Teazles at Leeds Industrial Museum
You have most likely seen teazles growing wild on waste-ground or as ornamental plants. They are up to 2 metres tall, with egg-shaped flowers on separate spiky stems. In summer their flowerheads wave in the breeze, the hundreds of pale blue florets on each head attracting all sorts of insects. If you look closely at the pairs of spiky leaves, you see that where they join the stem they form a sort of bowl that catches rain-water, and in this a variety of insects get trapped and drown. On poor soils the plant is able to benefit from absorbing the products of decomposition in these water-filled bowls. At the end of summer the mature spiky flowerheads contain hundreds of seeds which are a favourite of goldfinches. It’s the ‘soft but spiky’ nature of the dry flowerheads – in particular the large central one called the ‘king’ – that made this plant so useful.
Since Roman times or earlier, the process of ‘raising’ the surface of woven woollen cloth was used to ‘soften’ the surface. The cloth would be stretched over a frame and brushed with teazles that had been fixed into some sort of wooden holder. The word ‘combing’ is reserved for the process of separating and aligning fibres prior to weaving. The brushing pulls-out the ends of some fibres, to produce a softer surface and make it more suitable for blankets or coats for example.
Raising Gig at Leeds Industrial Museum, which mechanised using teazles to raise the nap on cloth as part of the finishing process. The first recorded use of the term ‘raising gig’ was found in the Leeds Intelligencer newspaper.
During the 18thcentury the process was refined by cloth manufacturers in the West Country to produce a particularly fine finish. This entailed brushing fine woollen cloth in several stages – an operation that could take days for a single length of cloth. In the early 1800s this labour-intensive process was gradually being replaced by a mechanised one, in which rows of teazles mounted in frames were fixed round a rotating drum (a ‘gig’) over which the cloth was pulled. This was quickly adopted in the Leeds and Huddersfield area – despite the protests and damage caused by ‘luddites’ objecting to the loss of work. Indeed by 1820 the mechanised brushing of woollen cloth using teazles had become a significant ‘finishing’ industry in Leeds, and the area began to dominate the UK production of fine woollen cloths, reaching a peak around 1850.
During this time a significant development that improved control of brushing, was the use of ‘spindle’ teazles, which had been drilled out and mounted on pins so that they rotated as they brushed. Although the use of teazles produced very satisfactory results, they wore and broke with use, and required regular replacement.
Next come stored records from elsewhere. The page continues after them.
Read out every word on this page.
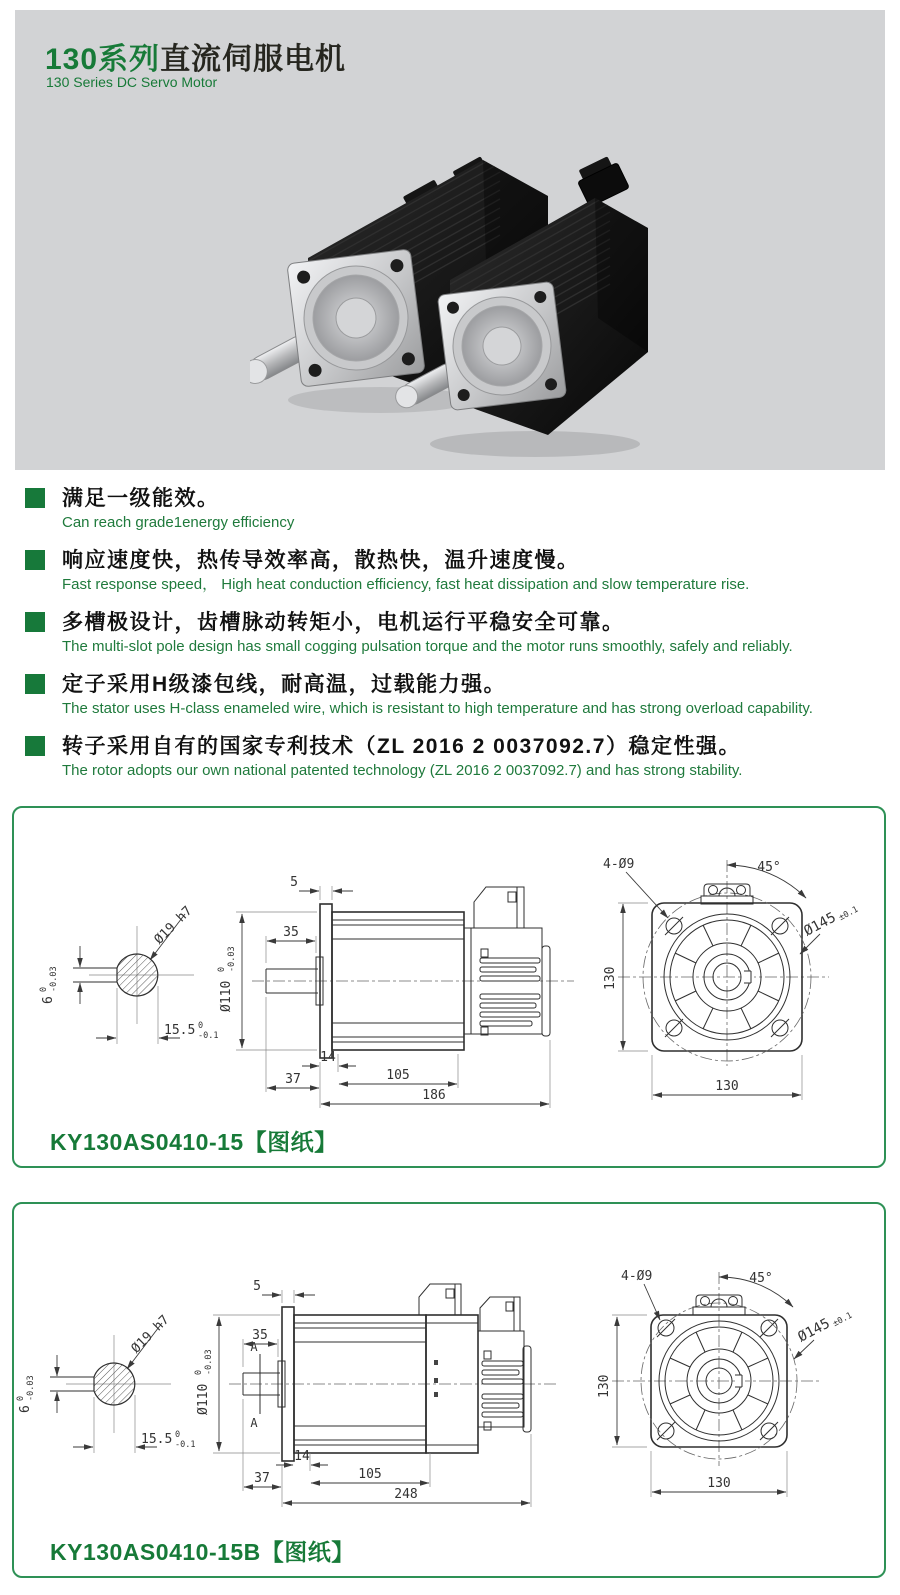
130系列直流伺服电机
130 Series DC Servo Motor
满足一级能效。
Can reach grade1energy efficiency
响应速度快，热传导效率高，散热快，温升速度慢。
Fast response speed， High heat conduction efficiency, fast heat dissipation and slow temperature rise.
多槽极设计，齿槽脉动转矩小，电机运行平稳安全可靠。
The multi-slot pole design has small cogging pulsation torque and the motor runs smoothly, safely and reliably.
定子采用H级漆包线，耐高温，过载能力强。
The stator uses H-class enameled wire, which is resistant to high temperature and has strong overload capability.
转子采用自有的国家专利技术（ZL 2016 2 0037092.7）稳定性强。
The rotor adopts our own national patented technology (ZL 2016 2 0037092.7) and has strong stability.
6
0 -0.03
Ø19 h7
15.5 0
-0.1
Ø110
0 -0.03
35
5
14
105
37
186
45°
4-Ø9
Ø145
±0.1
130
130
KY130AS0410-15【图纸】
6
0 -0.03
Ø19 h7
15.5 0
-0.1
Ø110
0 -0.03
A
A
35
5
14
105
37
248
45°
4-Ø9
Ø145
±0.1
130
130
KY130AS0410-15B【图纸】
The large number of teazles required by the industry can be judged by the fact that in 1840 one particular mill purchased 21 million heads. To meet the demand for these teazles, by 1850 in addition to supplies from the West Riding and South West England they were being imported from France, Spain and America.
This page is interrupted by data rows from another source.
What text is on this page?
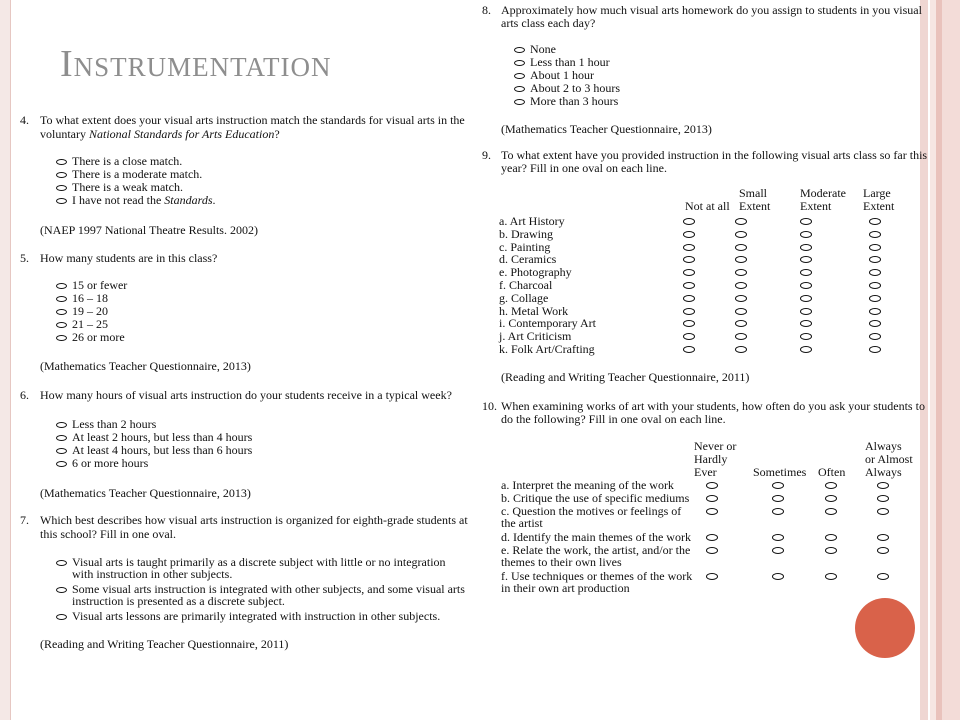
Instrumentation
4. To what extent does your visual arts instruction match the standards for visual arts in the
voluntary National Standards for Arts Education?
There is a close match.
There is a moderate match.
There is a weak match.
I have not read the Standards.
(NAEP 1997 National Theatre Results. 2002)
5. How many students are in this class?
15 or fewer
16 – 18
19 – 20
21 – 25
26 or more
(Mathematics Teacher Questionnaire, 2013)
6. How many hours of visual arts instruction do your students receive in a typical week?
Less than 2 hours
At least 2 hours, but less than 4 hours
At least 4 hours, but less than 6 hours
6 or more hours
(Mathematics Teacher Questionnaire, 2013)
7. Which best describes how visual arts instruction is organized for eighth-grade students at
this school? Fill in one oval.
Visual arts is taught primarily as a discrete subject with little or no integration
with instruction in other subjects.
Some visual arts instruction is integrated with other subjects, and some visual arts
instruction is presented as a discrete subject.
Visual arts lessons are primarily integrated with instruction in other subjects.
(Reading and Writing Teacher Questionnaire, 2011)
8. Approximately how much visual arts homework do you assign to students in you visual
arts class each day?
None
Less than 1 hour
About 1 hour
About 2 to 3 hours
More than 3 hours
(Mathematics Teacher Questionnaire, 2013)
9. To what extent have you provided instruction in the following visual arts class so far this
year? Fill in one oval on each line.
Not at all
Small
Extent
Moderate
Extent
Large
Extent
a. Art History
b. Drawing
c. Painting
d. Ceramics
e. Photography
f. Charcoal
g. Collage
h. Metal Work
i. Contemporary Art
j. Art Criticism
k. Folk Art/Crafting
(Reading and Writing Teacher Questionnaire, 2011)
10. When examining works of art with your students, how often do you ask your students to
do the following? Fill in one oval on each line.
Never or
Hardly
Ever	Sometimes Often
Always
or Almost
Always
a. Interpret the meaning of the work
b. Critique the use of specific mediums
c. Question the motives or feelings of
the artist
d. Identify the main themes of the work
e. Relate the work, the artist, and/or the
themes to their own lives
f. Use techniques or themes of the work
in their own art production
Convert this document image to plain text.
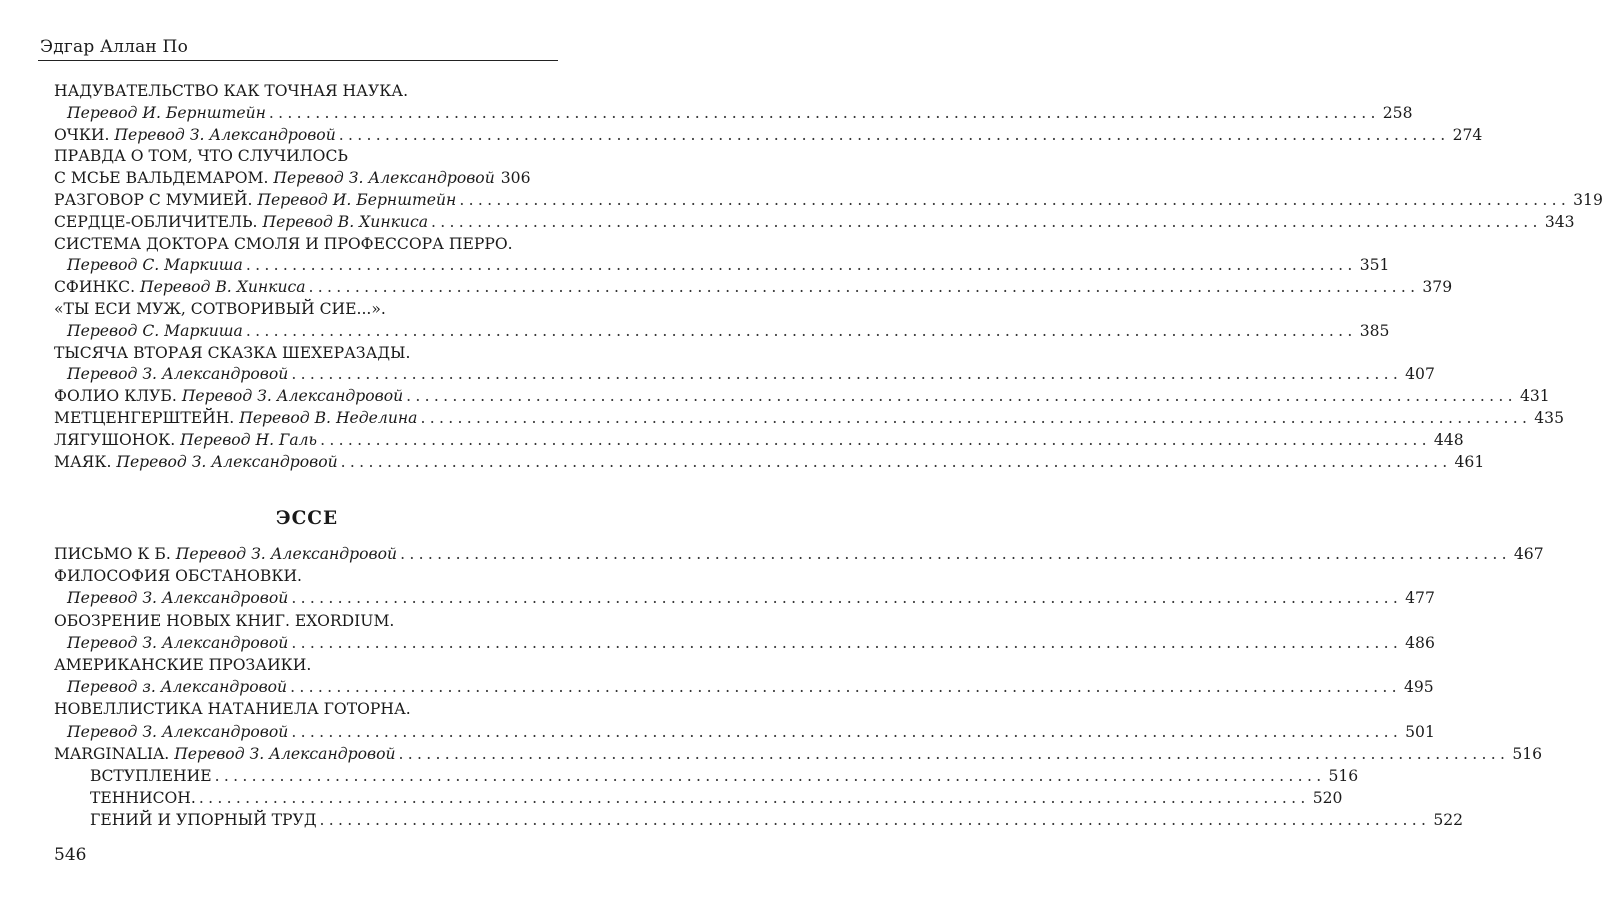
Эдгар Аллан По
НАДУВАТЕЛЬСТВО КАК ТОЧНАЯ НАУКА.
Перевод И. Бернштейн ........................................................................................................................ 258
ОЧКИ. Перевод З. Александровой ........................................................................................................................ 274
ПРАВДА О ТОМ, ЧТО СЛУЧИЛОСЬ
С МСЬЕ ВАЛЬДЕМАРОМ. Перевод З. Александровой 306
РАЗГОВОР С МУМИЕЙ. Перевод И. Бернштейн ........................................................................................................................ 319
СЕРДЦЕ-ОБЛИЧИТЕЛЬ. Перевод В. Хинкиса ........................................................................................................................ 343
СИСТЕМА ДОКТОРА СМОЛЯ И ПРОФЕССОРА ПЕРРО.
Перевод С. Маркиша ........................................................................................................................ 351
СФИНКС. Перевод В. Хинкиса ........................................................................................................................ 379
«ТЫ ЕСИ МУЖ, СОТВОРИВЫЙ СИЕ...».
Перевод С. Маркиша ........................................................................................................................ 385
ТЫСЯЧА ВТОРАЯ СКАЗКА ШЕХЕРАЗАДЫ.
Перевод З. Александровой ........................................................................................................................ 407
ФОЛИО КЛУБ. Перевод З. Александровой ........................................................................................................................ 431
МЕТЦЕНГЕРШТЕЙН. Перевод В. Неделина ........................................................................................................................ 435
ЛЯГУШОНОК. Перевод Н. Галь ........................................................................................................................ 448
МАЯК. Перевод З. Александровой ........................................................................................................................ 461
ЭССЕ
ПИСЬМО К Б. Перевод З. Александровой ........................................................................................................................ 467
ФИЛОСОФИЯ ОБСТАНОВКИ.
Перевод З. Александровой ........................................................................................................................ 477
ОБОЗРЕНИЕ НОВЫХ КНИГ. EXORDIUM.
Перевод З. Александровой ........................................................................................................................ 486
АМЕРИКАНСКИЕ ПРОЗАИКИ.
Перевод з. Александровой ........................................................................................................................ 495
НОВЕЛЛИСТИКА НАТАНИЕЛА ГОТОРНА.
Перевод З. Александровой ........................................................................................................................ 501
MARGINALIA. Перевод З. Александровой ........................................................................................................................ 516
ВСТУПЛЕНИЕ ........................................................................................................................ 516
ТЕННИСОН. ........................................................................................................................ 520
ГЕНИЙ И УПОРНЫЙ ТРУД ........................................................................................................................ 522
546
Teazle case at Leeds Industrial Museum
You probably wonder why there wasn’t something more robust to brush the woollen cloth with. In fact, over the years there had been trials with machines that used metal teeth of some kind, but these were always found to be too robust, tending to rip the cloth if a fault or knot was encountered, when this would simply have broken the spike of a teazle. It wasn’t until 1880 that a machine using metal teeth was deemed to be successful, built by a company called Moser.
The use of machines using metal teeth and the declining demand for fine woollen cloths after 1850 steadily reduced the market for teazles, although there were short peaks in demand when military uniforms were needed during WW1 and 2. By the 1900s there were only some specialist manufacturers still using teazles, for the manufacture of materials such as cashmere, mohair, billiard cloth and tennis ball cloth. In 1970 a mill in Huddersfield still had an annual requirement for some 6 million heads.
So, visit The Angel whenever it’s possible, but you’ll be there a while if you’re waiting for ‘tazzle-men’.